According to the national Multiple Sclerosis Society (NMSS), approximately 330,000 Americans suffer from MS. But last year a Zogby Poll suggested that as many as 3 million Americans may live with MS. The lower estimate has been called into question on the empirical evidence that most Americans know at least one person with the disease.

Adding to the numbers controversy is the fact that MS often goes undiagnosed or misdiagnosed.

"People often don't know they have it because the symptoms are so vague," notes Dr. Arnold Klein, Professor of Medicine and Dermatology, UCLA. "I dealt with a 26 year-old kid who they thought had Lyme disease. He had tingling in his feet, visual difficulty, and memory loss. I arranged for him to have an MRI, and it turned out he had MS."

MS is a chronic, debilitating disease that does not shorten the typical patient's life span, but progressively disables and affects his or her quality of life.

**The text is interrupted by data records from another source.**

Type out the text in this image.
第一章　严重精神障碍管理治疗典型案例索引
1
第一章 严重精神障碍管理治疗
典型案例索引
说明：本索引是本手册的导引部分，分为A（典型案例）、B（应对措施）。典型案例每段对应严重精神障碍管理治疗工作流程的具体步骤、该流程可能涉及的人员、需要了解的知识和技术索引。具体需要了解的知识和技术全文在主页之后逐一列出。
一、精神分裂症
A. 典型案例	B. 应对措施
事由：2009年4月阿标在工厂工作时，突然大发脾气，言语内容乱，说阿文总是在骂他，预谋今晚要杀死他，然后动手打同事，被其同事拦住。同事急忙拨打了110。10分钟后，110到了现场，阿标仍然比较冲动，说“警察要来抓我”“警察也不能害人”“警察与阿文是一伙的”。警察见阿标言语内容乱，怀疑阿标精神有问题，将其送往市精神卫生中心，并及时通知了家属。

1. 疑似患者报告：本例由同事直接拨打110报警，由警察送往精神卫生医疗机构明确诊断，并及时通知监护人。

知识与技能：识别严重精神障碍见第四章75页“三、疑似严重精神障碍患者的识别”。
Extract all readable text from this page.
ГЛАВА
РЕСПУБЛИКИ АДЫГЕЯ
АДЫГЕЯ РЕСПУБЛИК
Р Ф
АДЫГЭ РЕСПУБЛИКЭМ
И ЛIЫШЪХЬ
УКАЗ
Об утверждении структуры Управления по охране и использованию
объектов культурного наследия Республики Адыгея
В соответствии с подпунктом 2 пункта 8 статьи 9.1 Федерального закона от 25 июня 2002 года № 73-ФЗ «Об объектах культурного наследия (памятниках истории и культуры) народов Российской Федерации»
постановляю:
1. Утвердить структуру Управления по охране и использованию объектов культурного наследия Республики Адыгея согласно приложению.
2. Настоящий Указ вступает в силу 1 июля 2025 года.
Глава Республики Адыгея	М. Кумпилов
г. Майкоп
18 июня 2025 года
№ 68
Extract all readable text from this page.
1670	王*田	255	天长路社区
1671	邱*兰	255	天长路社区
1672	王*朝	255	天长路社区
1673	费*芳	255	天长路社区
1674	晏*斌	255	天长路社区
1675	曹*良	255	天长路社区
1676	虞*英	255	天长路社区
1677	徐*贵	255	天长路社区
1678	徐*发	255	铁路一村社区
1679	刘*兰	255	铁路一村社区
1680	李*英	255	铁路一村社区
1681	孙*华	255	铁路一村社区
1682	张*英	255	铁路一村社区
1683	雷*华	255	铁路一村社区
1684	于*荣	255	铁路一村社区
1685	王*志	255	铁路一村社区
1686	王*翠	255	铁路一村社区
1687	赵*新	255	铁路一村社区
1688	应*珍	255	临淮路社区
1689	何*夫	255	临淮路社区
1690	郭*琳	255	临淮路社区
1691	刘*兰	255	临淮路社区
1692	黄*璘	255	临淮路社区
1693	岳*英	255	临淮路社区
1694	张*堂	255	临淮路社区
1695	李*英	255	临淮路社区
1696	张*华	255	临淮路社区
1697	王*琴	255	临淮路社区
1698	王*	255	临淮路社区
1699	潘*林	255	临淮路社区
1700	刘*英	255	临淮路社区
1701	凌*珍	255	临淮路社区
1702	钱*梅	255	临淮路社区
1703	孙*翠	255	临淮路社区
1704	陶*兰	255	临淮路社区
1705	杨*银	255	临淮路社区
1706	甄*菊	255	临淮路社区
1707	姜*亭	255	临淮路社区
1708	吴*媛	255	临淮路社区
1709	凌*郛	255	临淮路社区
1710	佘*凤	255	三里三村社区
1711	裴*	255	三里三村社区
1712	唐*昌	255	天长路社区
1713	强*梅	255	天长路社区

As parts of the nervous system break down from inflammation and demyelination, nerve impulses short circuit, causing the following possible symptoms:

While researchers have not determined what causes MS, they have made several observations. Additionally, although a genetic marker has been linked to MS, there appear to be many influences that may contribute to MS, including: viruses, environmental, and immune system factors.

New York minute

"So much has happened in MS research in such a short time," says Davis. "When I was first diagnosed with MS, it was just impossible. There was so little available and now things are happening at an amazing pace."

"There are a lot of different ways to treat it," says Arnold. "Nancy treats hers one way, Montel treats his another way. There's a lot to learn about it, and hopefully we'll get a cure."

"I fight this thing the best I can. I use spirit; I use body; I use sound mind, and I use medication," says Montel Williams. "I've been on Copaxone for several years now, but I'm also on a hormonal replacement treatment and a very high vitamin regimen, and that all together is keeping me well."

The ABC drugs Avonex, Betaseron, and Copaxone help regulate the immune response and reduce the severity of the MS attacks. Rebif, approved six weeks ago by the FDA, is an immune enhancing drug that has been shown to delay the progression of disability in MS patients.

And more breakthroughs are hopefully on the horizon, thanks in no small part to Davis' vision of researchers sharing information.

To facilitate this process, Davis created the now annual MS roundtable discussion, which follows the benefit each year. The roundtable brings together those afflicted with MS with leading doctors from six clinics conducting research.

New wrinkle

Along with restoring the ability to walk and removing chronic pain, a new treatment option using the cosmetic drug botulinum toxin, commonly called Botox, was discussed at the roundtable.

"Everybody knows Botox as something that eliminates wrinkles, but I know a lot of people who are using Botox to alleviate some of their MS symptoms," says Davis. "I had a certain attack, and had Botox, and it went away. It was amazing."

Hilfiger also knows first-hand the positive benefits of Botox.

"My sister had a Botox treatment to release the muscle tension in her legs," says Hilfiger. "She couldn't walk for six years, now she can walk."

"For people who have MS, spasticity is one of their biggest problems and Botox can help with that," says Klein. "I am very excited about the observations I have made about Botox. A woman who had lost her voice used Botox on one vocal cord and her voice came back entirely. It's a great agent, and its use in neurologic conditions awaits further explorations."

"While Botox is not a cure, it seems to be a wonderful step in helping people get back some of their independence in life," says Davis.

"Looks can be deceiving. A lot of us can walk around and hold our heads up high, but you don't know how much we're suffering," says Williams. "There are a lot of people suffering that don't get checked-up. It's great that The Nancy Davis Foundation gets the word out so people can get diagnosed and start the process of trying to stay well."